# Scary halloween Make-up Please give me ur honest opinion on the makeup THANK YOU.



## liuoliveira (Oct 2, 2008)

This is my first time doing a halloween makeup look, Please give me ur honest opinion on the makeup THANK YOU.


----------



## 22606 (Aug 11, 2008)

Heck, they all look very good to me The second reminds me of the scene in _Trilogy of Terror_ where Karen Black's character is possessed by the Zuni's spirit.


----------



## liuoliveira (Oct 2, 2008)

Thanks Garthgoyle For your help


----------



## 22606 (Aug 11, 2008)

Sure, liuoliveira


----------



## witchymom (Oct 6, 2008)

i think it looks great!!!!


----------



## Terror Tom (Nov 3, 2008)

Awesome job on all three!


----------



## bethene (Feb 12, 2007)

all 3 of them look great, wow, the contacts make your eyes so creepy!


----------



## ravenworks69 (Sep 27, 2009)

Nice job on all. The middle pic reminds me of Amanda Bearse character *Amy* from "Fright Night":


----------



## Nightmare-Dude (Jul 24, 2010)

The first one with the clown is very terrifying, in a good way. You did that, wow, you are very talented! Keep it up, and good post.


----------



## cherryred (Sep 9, 2010)

They all look grate, I like the second one the most.


----------



## liuoliveira (Oct 2, 2008)

Thanks all my Halloween forum friends Your opinion is very, very important to me.


----------



## liuoliveira (Oct 2, 2008)

THANKS Thanks Thanks


----------



## liuoliveira (Oct 2, 2008)

Crazy Dool


----------



## osenator (Nov 3, 2009)

very nice, well done!

check out my gallery, in it are pics of my wife's make up she did on herself and family. Similar to yours!


----------



## sheamiyake (Jul 17, 2011)

Very good!!!


----------



## Deathbat (Aug 29, 2010)

Excellent job on the make-up! How long did it take to apply?


----------



## liuoliveira (Oct 2, 2008)

Thanks all... Deathbat ( How long did it take to apply? ) I take about 30 to 45 mint .


----------



## RunawayOctober (Jul 3, 2011)

They're all very good. The clown would make me piss myself, but clowns have that effect on me. 
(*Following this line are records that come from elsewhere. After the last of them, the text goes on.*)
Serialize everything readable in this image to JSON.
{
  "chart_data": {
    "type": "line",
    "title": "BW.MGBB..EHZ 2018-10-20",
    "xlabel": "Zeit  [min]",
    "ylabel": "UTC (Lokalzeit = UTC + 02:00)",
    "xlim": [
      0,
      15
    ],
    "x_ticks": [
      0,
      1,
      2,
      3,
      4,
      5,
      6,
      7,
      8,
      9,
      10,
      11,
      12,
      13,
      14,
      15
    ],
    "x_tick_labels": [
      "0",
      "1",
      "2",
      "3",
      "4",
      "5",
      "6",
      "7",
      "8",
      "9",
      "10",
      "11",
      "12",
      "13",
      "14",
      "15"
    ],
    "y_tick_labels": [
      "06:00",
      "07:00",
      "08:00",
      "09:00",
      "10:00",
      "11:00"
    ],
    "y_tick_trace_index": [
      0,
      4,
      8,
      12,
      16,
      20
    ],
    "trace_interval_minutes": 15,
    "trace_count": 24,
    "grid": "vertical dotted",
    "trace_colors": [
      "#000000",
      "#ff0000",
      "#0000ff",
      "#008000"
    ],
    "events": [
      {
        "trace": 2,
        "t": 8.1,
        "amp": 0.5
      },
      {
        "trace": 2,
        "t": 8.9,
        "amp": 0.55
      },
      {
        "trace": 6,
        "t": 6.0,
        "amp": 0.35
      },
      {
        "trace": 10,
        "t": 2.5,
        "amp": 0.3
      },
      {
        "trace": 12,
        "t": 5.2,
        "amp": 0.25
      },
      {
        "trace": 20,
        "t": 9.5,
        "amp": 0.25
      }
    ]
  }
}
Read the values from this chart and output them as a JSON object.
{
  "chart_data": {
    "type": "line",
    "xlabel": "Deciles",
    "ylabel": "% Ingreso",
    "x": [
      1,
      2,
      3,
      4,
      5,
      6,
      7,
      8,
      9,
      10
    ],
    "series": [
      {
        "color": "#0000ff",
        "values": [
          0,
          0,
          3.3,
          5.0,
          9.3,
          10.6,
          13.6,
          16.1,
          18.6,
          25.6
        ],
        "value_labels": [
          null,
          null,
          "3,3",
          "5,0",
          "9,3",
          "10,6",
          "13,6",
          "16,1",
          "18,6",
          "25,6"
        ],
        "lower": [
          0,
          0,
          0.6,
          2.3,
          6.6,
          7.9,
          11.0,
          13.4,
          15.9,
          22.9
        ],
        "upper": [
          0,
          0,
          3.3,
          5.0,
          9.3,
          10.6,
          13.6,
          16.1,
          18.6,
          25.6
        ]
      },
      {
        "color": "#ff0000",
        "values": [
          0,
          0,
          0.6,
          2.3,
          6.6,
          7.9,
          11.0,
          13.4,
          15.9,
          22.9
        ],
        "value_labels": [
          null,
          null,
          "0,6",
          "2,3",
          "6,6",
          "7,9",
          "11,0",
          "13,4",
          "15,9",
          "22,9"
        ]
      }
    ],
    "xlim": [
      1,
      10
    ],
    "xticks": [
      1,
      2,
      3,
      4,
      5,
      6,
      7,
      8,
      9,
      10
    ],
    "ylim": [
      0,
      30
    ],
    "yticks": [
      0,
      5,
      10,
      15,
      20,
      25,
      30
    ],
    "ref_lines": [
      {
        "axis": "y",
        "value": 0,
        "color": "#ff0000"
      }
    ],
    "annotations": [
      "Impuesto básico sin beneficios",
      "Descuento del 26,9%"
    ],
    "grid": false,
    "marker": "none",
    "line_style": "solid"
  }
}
The second one is very well done, it's hard to make injuries look decent and not obviously phony. Looks kinda like my brother after one of his BMX crashes.


----------



## Instant Monsters (Jun 15, 2011)

They all look good, especially for your first time. Keep going, keep posting!

-Chris


----------



## darthgordon (Jun 29, 2011)

It's looking pretty good. 

My one suggestion would be to use your make-up sponge to stipple a little bit to blend details so they appear a little more subtle in areas. Such as the vein area. If you use it to carefully blend the colors together (very carefully), you'll find that they appear slightly more under the skin.


----------



## Mystikgarden (Aug 9, 2008)

I think they all look awesome!! Great job!


----------



## chop shop (Oct 31, 2010)

Good going! Try some spooky lighting too, ( no flash, maybe lit from weird angles.. ) Your work will take on a whole different look...probably spark some more ideas too. Keep it up!


----------